I drag my hand through the poisoned ground, towards my gem. With every second of berating poison, I feel my energy being slapped away. I try to cover my gem from letting anymore of the toxic dirt from reaching it.

But now I am sinking even further.

"Spinel, we're going to pull you out." I hear Steven say to me, a hint of leaked concern comes through his voice, as if he is trying to stay collected in this kind of peril situation.

Would I try to be calm if it were me standing in that ship? Would I feed them lies, saying that they were going to be alright? Would I tell them that it's going to be okay, even if their vision is tunneling because of their gem being hurt from poison?

I guess I'll never know.

I cough as I realize that the saturated earth is almost to my chin. But my mind feels too far away for me to really realize it. "I'm coming to you Spinel, and then Garnet is going to pull us both out!" He says trying to get me to respond.

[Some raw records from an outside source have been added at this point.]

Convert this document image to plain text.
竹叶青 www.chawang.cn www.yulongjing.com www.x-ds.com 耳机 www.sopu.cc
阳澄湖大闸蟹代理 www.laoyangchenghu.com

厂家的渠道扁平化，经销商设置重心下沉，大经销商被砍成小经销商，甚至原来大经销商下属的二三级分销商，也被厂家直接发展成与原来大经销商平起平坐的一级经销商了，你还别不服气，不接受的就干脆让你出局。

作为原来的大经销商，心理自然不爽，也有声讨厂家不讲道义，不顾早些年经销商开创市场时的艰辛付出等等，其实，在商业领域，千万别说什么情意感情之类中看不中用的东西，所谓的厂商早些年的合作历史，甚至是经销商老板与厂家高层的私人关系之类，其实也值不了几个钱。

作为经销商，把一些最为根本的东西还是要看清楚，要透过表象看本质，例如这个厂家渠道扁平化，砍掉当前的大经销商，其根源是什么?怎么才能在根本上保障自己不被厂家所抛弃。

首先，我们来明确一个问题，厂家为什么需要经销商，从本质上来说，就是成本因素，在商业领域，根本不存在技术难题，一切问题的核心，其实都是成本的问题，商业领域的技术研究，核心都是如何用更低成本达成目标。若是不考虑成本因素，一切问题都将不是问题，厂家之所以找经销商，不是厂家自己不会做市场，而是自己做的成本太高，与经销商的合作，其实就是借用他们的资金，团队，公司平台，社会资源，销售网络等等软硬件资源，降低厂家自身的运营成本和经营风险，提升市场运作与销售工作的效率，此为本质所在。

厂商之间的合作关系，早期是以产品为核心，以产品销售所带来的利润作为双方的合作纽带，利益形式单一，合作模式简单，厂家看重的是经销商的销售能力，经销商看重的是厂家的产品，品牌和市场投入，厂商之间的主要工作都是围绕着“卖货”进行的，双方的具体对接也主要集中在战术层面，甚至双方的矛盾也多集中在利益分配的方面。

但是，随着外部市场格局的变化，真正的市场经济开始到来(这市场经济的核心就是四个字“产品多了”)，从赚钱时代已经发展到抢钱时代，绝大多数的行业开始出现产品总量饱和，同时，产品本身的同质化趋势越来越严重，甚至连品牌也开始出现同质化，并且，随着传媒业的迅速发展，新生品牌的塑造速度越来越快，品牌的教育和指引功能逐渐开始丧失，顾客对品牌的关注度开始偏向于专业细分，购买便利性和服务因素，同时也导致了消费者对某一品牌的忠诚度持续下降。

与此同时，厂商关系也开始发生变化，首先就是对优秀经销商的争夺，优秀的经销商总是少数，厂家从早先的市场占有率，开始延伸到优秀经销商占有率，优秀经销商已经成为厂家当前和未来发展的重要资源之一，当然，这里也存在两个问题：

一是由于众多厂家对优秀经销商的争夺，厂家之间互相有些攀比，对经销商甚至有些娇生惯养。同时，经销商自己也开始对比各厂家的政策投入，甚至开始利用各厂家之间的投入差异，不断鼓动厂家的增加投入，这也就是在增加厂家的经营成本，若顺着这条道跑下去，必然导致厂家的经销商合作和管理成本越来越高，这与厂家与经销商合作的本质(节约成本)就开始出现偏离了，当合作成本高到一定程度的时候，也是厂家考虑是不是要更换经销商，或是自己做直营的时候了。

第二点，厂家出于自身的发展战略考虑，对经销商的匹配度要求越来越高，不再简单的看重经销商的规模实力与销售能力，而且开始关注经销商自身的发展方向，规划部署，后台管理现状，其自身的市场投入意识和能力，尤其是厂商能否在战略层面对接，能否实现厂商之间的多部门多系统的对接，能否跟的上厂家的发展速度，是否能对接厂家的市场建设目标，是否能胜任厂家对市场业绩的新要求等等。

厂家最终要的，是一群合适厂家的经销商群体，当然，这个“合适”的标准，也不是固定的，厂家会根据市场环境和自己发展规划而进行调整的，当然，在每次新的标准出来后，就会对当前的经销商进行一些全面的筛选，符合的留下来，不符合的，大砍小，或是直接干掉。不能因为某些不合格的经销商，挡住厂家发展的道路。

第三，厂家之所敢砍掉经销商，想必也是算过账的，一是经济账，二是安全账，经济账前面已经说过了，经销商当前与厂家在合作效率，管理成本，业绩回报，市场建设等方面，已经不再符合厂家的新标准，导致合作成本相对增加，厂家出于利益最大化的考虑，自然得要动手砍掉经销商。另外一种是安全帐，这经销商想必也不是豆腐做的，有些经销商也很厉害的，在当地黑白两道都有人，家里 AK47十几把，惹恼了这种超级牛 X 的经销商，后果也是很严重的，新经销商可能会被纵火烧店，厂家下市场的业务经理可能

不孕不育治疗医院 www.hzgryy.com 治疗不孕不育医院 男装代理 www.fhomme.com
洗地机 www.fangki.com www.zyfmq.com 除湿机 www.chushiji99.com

All I know is that he should not being coming anywhere near me. Or this poison. "Don't!" I shout through the burning pain. But I can't see what his reaction is, but I can hear him land into the terrain next to me.

I watch him dig his hand into the ground, eyes wide with pain, but concentrated on the task. I reach is hand and he pulls me out of the ground a little, as he simultaneously pushes himself in. I know that he realizes that it's poison, but I can only hope that because I am also stuck with him, that I had no idea that this had happened.

But soon enough, with our faces twisted in matching pain, he shouts to Garnet, "OKAY PULL US IN!" All I hear is the ship engine roar on. Worry flashes through my mind. She isn't going to save us, she is stealing the ship! But before I could tell that to Steven, we are both throttled out of the ground.

I look up, with wild fear in my mind. But I am too shocked to speak my concern. Steven helps me up from the ground, and we walk forward, sloshing through the mud. He helps us travel quickly to the ship, using the rope to pull us forward.

It takes me a second to realize that Garnet had tied a rope to a rung of a ladder on the ship, and then piloted the ship to thrust us out of the ship. She wasn't leaving, she was using the power from the shuttle to get us out of the ground.

Soon we make it to the ship, both of us worn but only one of us weary. Stepping onto the ship was a tough and tiring battle of its own. With my gem still on fire from the poison, all I want to do is get the toxic mud off of me. And I hope that he isn't feeling the same.

I hope that he isn't suffering as much as me, just because I got myself into a dangerously stupid decision. I mentally laugh at myself, I could have gotten him heart because I was trying to prevent him from being hurt.

But I mean, that's how it always works, isn't it?